Mahdi Ben Barka Ă©tait l’un des militants de l’opposition et des intellectuels bien connus au Maroc dans les annĂ©es 1950 et 1960 et est devenu un symbole pour les opposants Ă la maison royale après avoir Ă©tĂ© enlevĂ©, torturĂ© et assassinĂ© Ă Paris en 1965.
Mehdi Ben Barka, nĂ© en janvier 1920 Ă Rabat et disparu le 29 octobre 1965 Ă Fontenay-le-Vicomte, est un homme politique marocain qui fut l’un des principaux opposants socialistes au roi Hassan II et le chef de file du mouvement tiers-mondiste et panafricaniste.
Des dĂ©tails rĂ©vĂ©lĂ©s dans le British Guardian indiquent que l’intellectuel charismatique a Ă©tĂ© payĂ© pour des informations par les services secrets de la TchĂ©coslovaquie, et s’est mĂŞme rendu en Irak en pèlerinage pour l’organisation après la formation du nouveau gouvernement du pays en 1963. De plus, les documents soulèvent la possibilitĂ© que mĂŞme Salmon a reçu les renseignements amĂ©ricains de la CIA, qui cherchait Ă l’Ă©poque Ă amener des rĂ©formes libĂ©rales au sein du gouvernement marocain.
« Ben Barka est souvent dĂ©peint comme un combattant de la libertĂ© contre les intĂ©rĂŞts colonialistes et pour les pays du tiers monde, mais les documents rĂ©vĂ©lĂ©s rĂ©vèlent une image très diffĂ©rente. », explique le Dr Jan Kaora, chercheur Ă l’UniversitĂ© Charles de Prague.

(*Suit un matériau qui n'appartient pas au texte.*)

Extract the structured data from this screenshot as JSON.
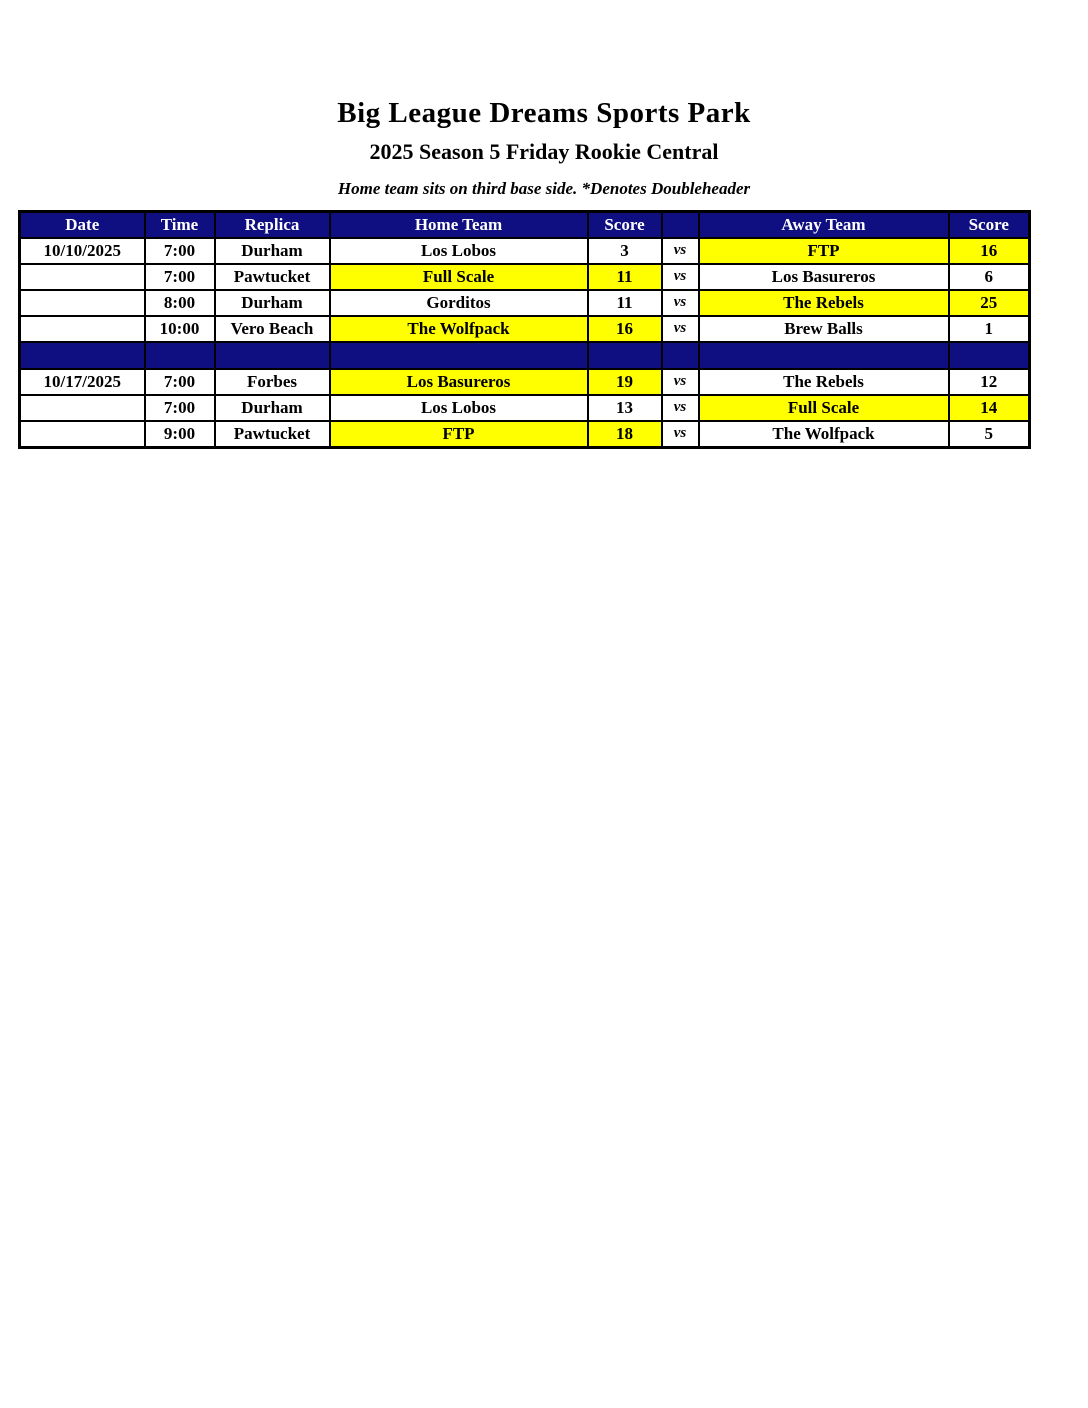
{
  "page": {
    "title": "Big League Dreams Sports Park",
    "subtitle": "2025 Season 5 Friday Rookie Central",
    "note": "Home team sits on third base side.  *Denotes Doubleheader"
  },
  "table": {
    "headers": [
      "Date",
      "Time",
      "Replica",
      "Home Team",
      "Score",
      "",
      "Away Team",
      "Score"
    ],
    "vs_label": "vs",
    "colors": {
      "header_bg": "#0f0f82",
      "header_text": "#ffffff",
      "highlight": "#ffff00",
      "border": "#000000"
    },
    "rows": [
      {
        "type": "game",
        "date": "10/10/2025",
        "time": "7:00",
        "replica": "Durham",
        "home": "Los Lobos",
        "home_score": "3",
        "home_hl": false,
        "away": "FTP",
        "away_score": "16",
        "away_hl": true
      },
      {
        "type": "game",
        "date": "",
        "time": "7:00",
        "replica": "Pawtucket",
        "home": "Full Scale",
        "home_score": "11",
        "home_hl": true,
        "away": "Los Basureros",
        "away_score": "6",
        "away_hl": false
      },
      {
        "type": "game",
        "date": "",
        "time": "8:00",
        "replica": "Durham",
        "home": "Gorditos",
        "home_score": "11",
        "home_hl": false,
        "away": "The Rebels",
        "away_score": "25",
        "away_hl": true
      },
      {
        "type": "game",
        "date": "",
        "time": "10:00",
        "replica": "Vero Beach",
        "home": "The Wolfpack",
        "home_score": "16",
        "home_hl": true,
        "away": "Brew Balls",
        "away_score": "1",
        "away_hl": false
      },
      {
        "type": "separator"
      },
      {
        "type": "game",
        "date": "10/17/2025",
        "time": "7:00",
        "replica": "Forbes",
        "home": "Los Basureros",
        "home_score": "19",
        "home_hl": true,
        "away": "The Rebels",
        "away_score": "12",
        "away_hl": false
      },
      {
        "type": "game",
        "date": "",
        "time": "7:00",
        "replica": "Durham",
        "home": "Los Lobos",
        "home_score": "13",
        "home_hl": false,
        "away": "Full Scale",
        "away_score": "14",
        "away_hl": true
      },
      {
        "type": "game",
        "date": "",
        "time": "9:00",
        "replica": "Pawtucket",
        "home": "FTP",
        "home_score": "18",
        "home_hl": true,
        "away": "The Wolfpack",
        "away_score": "5",
        "away_hl": false
      }
    ]
  }
}
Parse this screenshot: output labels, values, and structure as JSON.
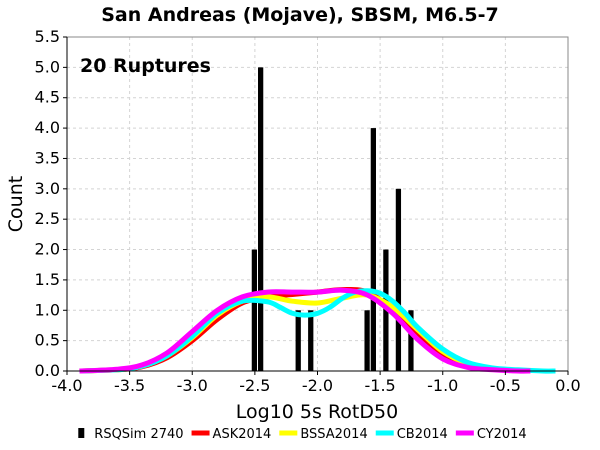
{
  "chart_data": {
    "type": "bar",
    "title": "San Andreas (Mojave), SBSM, M6.5-7",
    "annotation": "20 Ruptures",
    "xlabel": "Log10 5s RotD50",
    "ylabel": "Count",
    "xlim": [
      -4.0,
      0.0
    ],
    "ylim": [
      0.0,
      5.5
    ],
    "x_ticks": [
      "-4.0",
      "-3.5",
      "-3.0",
      "-2.5",
      "-2.0",
      "-1.5",
      "-1.0",
      "-0.5",
      "0.0"
    ],
    "y_ticks": [
      "0.0",
      "0.5",
      "1.0",
      "1.5",
      "2.0",
      "2.5",
      "3.0",
      "3.5",
      "4.0",
      "4.5",
      "5.0",
      "5.5"
    ],
    "grid": true,
    "legend_position": "bottom",
    "histogram": {
      "name": "RSQSim 2740",
      "color": "#000000",
      "bin_width": 0.05,
      "bins": [
        {
          "x": -2.5,
          "count": 2
        },
        {
          "x": -2.45,
          "count": 5
        },
        {
          "x": -2.15,
          "count": 1
        },
        {
          "x": -2.05,
          "count": 1
        },
        {
          "x": -1.6,
          "count": 1
        },
        {
          "x": -1.55,
          "count": 4
        },
        {
          "x": -1.45,
          "count": 2
        },
        {
          "x": -1.35,
          "count": 3
        },
        {
          "x": -1.25,
          "count": 1
        }
      ]
    },
    "series": [
      {
        "name": "ASK2014",
        "color": "#ff0000",
        "x": [
          -3.9,
          -3.6,
          -3.4,
          -3.2,
          -3.0,
          -2.8,
          -2.6,
          -2.4,
          -2.2,
          -2.0,
          -1.8,
          -1.6,
          -1.4,
          -1.2,
          -1.0,
          -0.8,
          -0.6,
          -0.4,
          -0.3
        ],
        "y": [
          0.0,
          0.02,
          0.07,
          0.22,
          0.5,
          0.85,
          1.12,
          1.22,
          1.26,
          1.3,
          1.34,
          1.3,
          1.0,
          0.6,
          0.28,
          0.1,
          0.03,
          0.01,
          0.0
        ]
      },
      {
        "name": "BSSA2014",
        "color": "#ffff00",
        "x": [
          -3.9,
          -3.6,
          -3.4,
          -3.2,
          -3.0,
          -2.8,
          -2.6,
          -2.4,
          -2.2,
          -2.0,
          -1.8,
          -1.6,
          -1.4,
          -1.2,
          -1.0,
          -0.8,
          -0.6,
          -0.4,
          -0.3
        ],
        "y": [
          0.0,
          0.02,
          0.08,
          0.25,
          0.55,
          0.92,
          1.15,
          1.22,
          1.15,
          1.12,
          1.2,
          1.25,
          1.05,
          0.68,
          0.32,
          0.12,
          0.04,
          0.01,
          0.0
        ]
      },
      {
        "name": "CB2014",
        "color": "#00ffff",
        "x": [
          -3.9,
          -3.6,
          -3.4,
          -3.2,
          -3.0,
          -2.8,
          -2.6,
          -2.4,
          -2.3,
          -2.2,
          -2.1,
          -2.0,
          -1.9,
          -1.8,
          -1.7,
          -1.6,
          -1.5,
          -1.4,
          -1.3,
          -1.2,
          -1.0,
          -0.8,
          -0.6,
          -0.4,
          -0.2,
          -0.1
        ],
        "y": [
          0.0,
          0.02,
          0.08,
          0.25,
          0.57,
          0.95,
          1.15,
          1.14,
          1.05,
          0.95,
          0.92,
          0.95,
          1.05,
          1.2,
          1.3,
          1.32,
          1.28,
          1.15,
          0.95,
          0.72,
          0.36,
          0.14,
          0.05,
          0.02,
          0.0,
          0.0
        ]
      },
      {
        "name": "CY2014",
        "color": "#ff00ff",
        "x": [
          -3.9,
          -3.6,
          -3.4,
          -3.2,
          -3.0,
          -2.8,
          -2.6,
          -2.4,
          -2.2,
          -2.0,
          -1.8,
          -1.6,
          -1.4,
          -1.2,
          -1.0,
          -0.8,
          -0.6,
          -0.4,
          -0.3
        ],
        "y": [
          0.0,
          0.03,
          0.1,
          0.3,
          0.65,
          1.0,
          1.22,
          1.3,
          1.3,
          1.3,
          1.33,
          1.25,
          0.95,
          0.52,
          0.2,
          0.06,
          0.02,
          0.0,
          0.0
        ]
      }
    ]
  }
}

« Il n’y a aucun doute sur les allĂ©gations qui se dĂ©gagent des Ă©crans. Toutes les preuves sont là  », assure l’universitaire tchèque, qui a parcouru plus de 1 500 documents confidentiels de la pĂ©riode de la guerre froide. « Ben Barka n’a jamais admis avoir coopĂ©rĂ© avec les services de renseignement et de sĂ©curitĂ© tchĂ©coslovaques. Il ne l’a jamais enregistrĂ© en tant qu’agent, mais en tant que » contact confidentiel « . Mais le fait est qu’il a transmis des informations et reçu beaucoup d’argent », a-t-il ajoutĂ©. « C’est un homme intelligent et sophistiquĂ© qui n’a jamais rien signĂ© en son nom, il n’y a aucun exemple de son Ă©criture dans les documents », ajoute-t-il, dĂ©crivant l’homme de l’opposition comme un homme qui a compris la conduite des services de renseignement.
Cela jette un Ă©clairage complètement nouveau sur l’affaire de l’enlèvement et du meurtre de Ben Barka, Ă laquelle il Ă©tait allĂ©guĂ© que l’organisation du Mossad israĂ©lien, qui Ă©tait Ă l’Ă©poque en relations Ă©troites avec les services de sĂ©curitĂ© marocains, avait Ă©galement participĂ©. La famille de Ben Barka nie avec vĂ©hĂ©mence tout lien avec des organisations de renseignement et dans de nombreux cercles de gauche, notamment en France et en Afrique du Nord, le leader est considĂ©rĂ© comme un hĂ©ros qui a sacrifiĂ© sa vie au nom d’une idĂ©ologie anticoloniale.
Alors que les membres de la famille de Ben Barka prĂ©tendent que ses liens avec le « Bloc des États socialistes » sont faits de bonne volontĂ© et d’une idĂ©ologie brĂ»lante, les universitaires tchèques exposĂ©s Ă ses documents affirment que le chiffre qui en ressort est beaucoup plus complexe. « Je ne suis pas Mashi Sao qui le condamne, la guerre froide Ă©tait une situation compliquĂ©e et ne devrait pas ĂŞtre traitĂ©e en termes de noir et blanc », a dĂ©clarĂ© Kaora au Guardian.
Le 29 octobre 1965, alors que Ben Barka se rend Ă un rendez-vous Ă la brasserie Lipp à  Paris, il est enlevé et son corps ne sera jamais retrouvĂ©. Après plus de cinquante annĂ©es d’une enquĂŞte judiciaire qui n’est toujours pas terminĂ©e, l’implication des pouvoirs politiques marocain et français dans cet assassinat reste controversĂ©e.